Central banks across the world have been formally or informally experimenting with DLT. However, they are often conducting this research independently without efficient ways to share insights, coordinate, or scale work. Further, they may be reluctant to publicly share their activities because of the impact such signalling may have on markets. The result is that research is poorly disseminated and may be duplicated, and there are missed opportunities to collaborate over high-potential research topics.
Central banks across economies also have difficulty closely following rapidly evolving developments in DLT and digital currency technology in order to fully understand their implications, possibilities, and risks. They must at once understand and evaluate technology capabilities available now and in the future, determine their value and applicability to financial systems and central bank operations, and critically study any and all risks and challenges posed by implementing DLT.
Finally, experimentation of DLT in the financial sector to-date has primarily been driven by large and well-resourced financial institutions seeking to replace or retro-fit privately operated financial infrastructure for the benefit of their clients and shareholders. This focus may overlook significant opportunities to improve publicly operated financial infrastructure or to deploy new, collaborative public-private efforts of DLT-based financial infrastructure.
The Forum is convening a community of technologists from central banks across diverse countries to coordinate and scale experimentation efforts.
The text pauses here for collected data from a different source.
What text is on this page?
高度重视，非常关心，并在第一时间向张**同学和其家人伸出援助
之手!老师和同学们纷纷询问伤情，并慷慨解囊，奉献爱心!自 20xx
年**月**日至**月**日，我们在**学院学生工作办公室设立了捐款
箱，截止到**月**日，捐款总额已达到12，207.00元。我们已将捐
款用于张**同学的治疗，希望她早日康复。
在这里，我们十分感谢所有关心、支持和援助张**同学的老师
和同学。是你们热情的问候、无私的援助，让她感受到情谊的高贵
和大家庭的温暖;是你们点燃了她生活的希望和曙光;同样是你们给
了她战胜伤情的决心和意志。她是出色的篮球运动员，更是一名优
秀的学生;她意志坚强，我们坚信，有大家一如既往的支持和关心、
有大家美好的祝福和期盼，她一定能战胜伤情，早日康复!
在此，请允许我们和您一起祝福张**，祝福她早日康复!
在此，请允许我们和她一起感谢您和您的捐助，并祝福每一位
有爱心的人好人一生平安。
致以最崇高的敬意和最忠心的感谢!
The community will capture lessons from current research and pilot projects following appropriate levels of privacy and anonymization to avoid potentially harmful market signalling. These insights will be synthesized into trusted governance frameworks that can help central banks around the world understand salient issues and experiment with and potentially deploy blockchain for proven use cases in an effective, safe, responsible, and inclusive manner.
The community will co-design frameworks to support investigation and potential deployment of relevant use cases such as cross-border inter-bank settlements; wholesale or retail central-bank issued digital currency (“CBDC”); and know-your-customer/anti-money-laundering topics. The Forum will partner with forward leaning jurisdictions and cross-sector stakeholders to pilot these frameworks with high-potential use cases, testing key assumptions and implementation risks and challenges. In so doing, it will help to scale responsible experimentation globally and assure that any future implementations are validated by robust research and diverse test cases.
Relevant institutions, start-ups, and experts have the opportunity to engage in this process and shape the exploration and experimentation of DLT for global financial and monetary systems. Importantly, they can ensure that potential DLT implementation does not result in increased stratification and systemic risk, but instead lays the groundwork for truly stable, efficient, and inclusive global systems.
- Creates opportunities for significant research and knowledge-building among central banks to serve common and unique research goals across all countries, and to reduce the risks of implementation.
- Scales R&D efforts while reducing costs and inefficiencies. Uncovers opportunities for collaboration for the benefit of all participants.
- Drives insight-sharing and strong, collective demand signal from central banks for technology solutions that best meet their unique needs and interests.
- Formalizes and encourages commitment to multi-party cooperation and insight-sharing.
- Connects central bank community with financial institutions, academia, and technology startups to enrich and inform DLT knowledge and R&D.
- Ultimately strengthens central banks’ knowledge of DLT and its opportunities and risks, as well as their access to the best-suited technology solutions.